Among $x, y, u, v$ there are at most four distinct vertices. In particular, since $d(u,v) \ge 4$, $u$ and $v$ cannot be connected by a path among $x,y,u,v$. So it is possible to split $x,y,u,v$ into two components which are not connected in $G$, one containing $u$ and one containing $v$. WLOG we may assume the components are $\{u,x\}, \{v,y\}$ or $\{u,x,y\}, \{v\}$.
In the first case, $x$ and $y$ have no edge in $G$, so they have an edge in $G'$ and $d'(x,y) = 1$.
In the second case, $x$ and $y$ are both connected to $v$ in $G'$, so $d'(x,y) \le d'(x,v) + d'(y,v) = 2$.
Thus $d'(x,y) \le 2$ for any $x,y$, proving that $\operatorname{diam} G' \le 2$.
Solution 2:
Denote by $d_G$ and $d_{G'}$ the distances in $G$ and $G'$, respectively. Take vertices $u,v$. There are a few cases of interest.
If $d_G(u,v)\geq 2$, then the edge $uv$ is not in $G$, so $uv\in G'$ and thus $d_{G'}(u,v)=1$.

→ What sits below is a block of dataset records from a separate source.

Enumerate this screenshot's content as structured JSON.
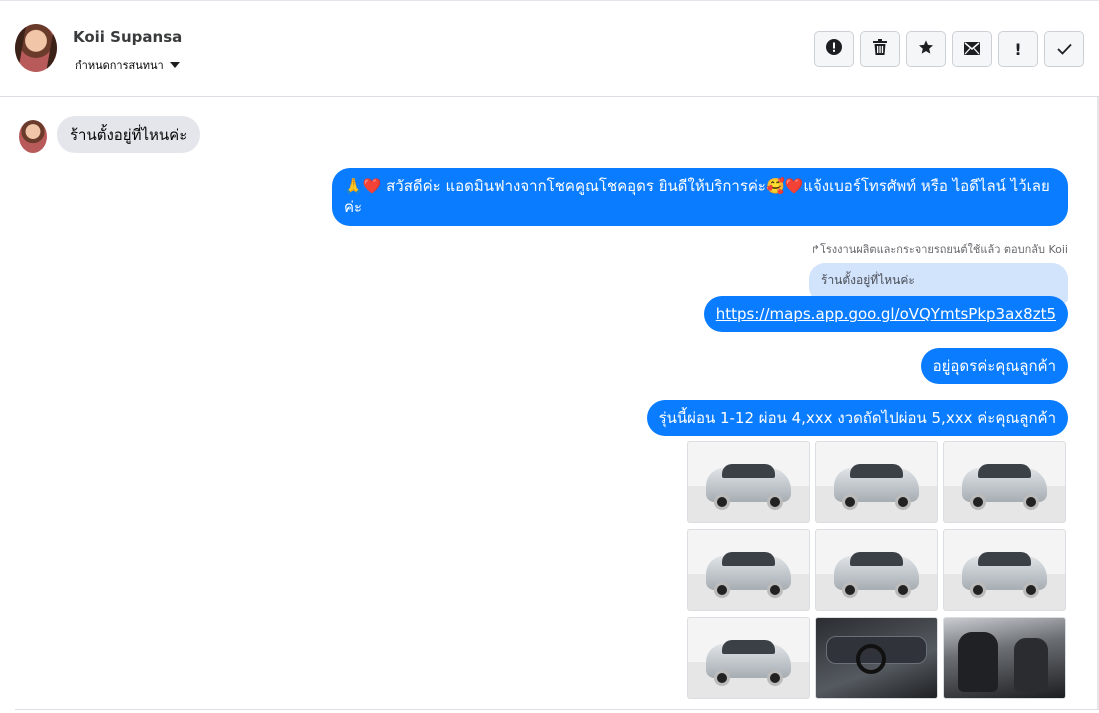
{
  "header": {
    "contact_name": "Koii Supansa",
    "conversation_setting_label": "กำหนดการสนทนา",
    "actions": [
      {
        "icon": "alert-circle-icon",
        "glyph": "❗"
      },
      {
        "icon": "trash-icon",
        "glyph": "🗑"
      },
      {
        "icon": "star-icon",
        "glyph": "★"
      },
      {
        "icon": "envelope-icon",
        "glyph": "✉"
      },
      {
        "icon": "exclamation-icon",
        "glyph": "!"
      },
      {
        "icon": "check-icon",
        "glyph": "✓"
      }
    ]
  },
  "messages": {
    "incoming_1": "ร้านตั้งอยู่ที่ไหนค่ะ",
    "outgoing_1": "🙏❤️ สวัสดีค่ะ แอดมินฟางจากโชคคูณโชคอุดร ยินดีให้บริการค่ะ🥰❤️แจ้งเบอร์โทรศัพท์ หรือ ไอดีไลน์  ไว้เลยค่ะ",
    "reply_meta": "↱โรงงานผลิตและกระจายรถยนต์ใช้แล้ว ตอบกลับ Koii",
    "quoted_text": "ร้านตั้งอยู่ที่ไหนค่ะ",
    "outgoing_link": "https://maps.app.goo.gl/oVQYmtsPkp3ax8zt5",
    "outgoing_2": "อยู่อุดรค่ะคุณลูกค้า",
    "outgoing_3": "รุ่นนี้ผ่อน 1-12 ผ่อน 4,xxx งวดถัดไปผ่อน  5,xxx ค่ะคุณลูกค้า"
  },
  "gallery": {
    "photos": [
      "car-front-left",
      "car-front",
      "car-front-right",
      "car-rear-left",
      "car-rear",
      "car-side-right",
      "car-side-left",
      "car-interior-dashboard",
      "car-interior-seats"
    ]
  }
}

Now suppose $d_G(u,v)=1$. Take other vertices $p,q$ with $d_G(p,q)\geq 3$ (this must exist as diameter $\geq 3$), so in particular one of $p$ or $q$ is not connected to $u$. Similarly, one of $p$ and $q$ is not connected to $v$. There are two cases:
Both $u$ and $v$ are not connected (in $G$) to the same vertex, say $p$. Then $upv$ is a path of length $2$ in $G'$ from $u$ to $v$ and thus $d_{G'}(u,v)=2$.
$u$ is not connected to $p$ and $v$ is not connected to $q$ (or vice-versa). Since $p$ is also not connected to $q$, we have a path $upqv$ in $G'$ from $u$ to $v$ and thus $d_{G'}(u,v)\leq 3$.
Therefore, $G'$ has diameter at most $3$.
Solution 3:
Consider a graph $G$ with $diam(G)>3$.
Since $diam(G)>3$, there must exist atleast $4$ distinct vertices.
Let $uv$ represent the path having a $distance>3$.
One needs to note that,
Any vertex in $G$, cannot be simultaneously adjacent to both $u$ and $v$. (as this will reduce the diameter)
Moreover, in $G'$, there is an edge connecting $u$ and $v$.
Now, consider any two vertices $x$ and $y$ in graph $G$.
If these two vertices are non-adjacent in $G$, then they naturally are adjacent in $G'$. Hence, their distance is $1$.
Consider $x$ and $y$ are adjacent in $G$. There arises $2$ cases.
In the first case, neither $x$ nor $y$ are adjacent to $u$ or $v$. Then in $G'$, both $x$ and $y$ are adjacent to both $u$ and $v$. Then the distance is $2$.
In the second case, exactly one among $x$ and $y$ (say $x$), is adjacent to either $u$ or $v$ (say $u$). This is only possible in a cycle (say $C_{8}$).
Then in $G'$, $x$ is adjacent to $v$ and $y$ is adjacent to both $u$ and $v$. Then, the distance is $2$.
(The case where $x$ is adjacent to $u$ and simultaneously $y$ is adjacent to $v$, does not occur, as this reduces the $diam(G)$ to $3$)
We observe, in every case, $diam(G')<3$.
Hence, we conclude, if $diam(G)>3$, then $diam(G')<3$.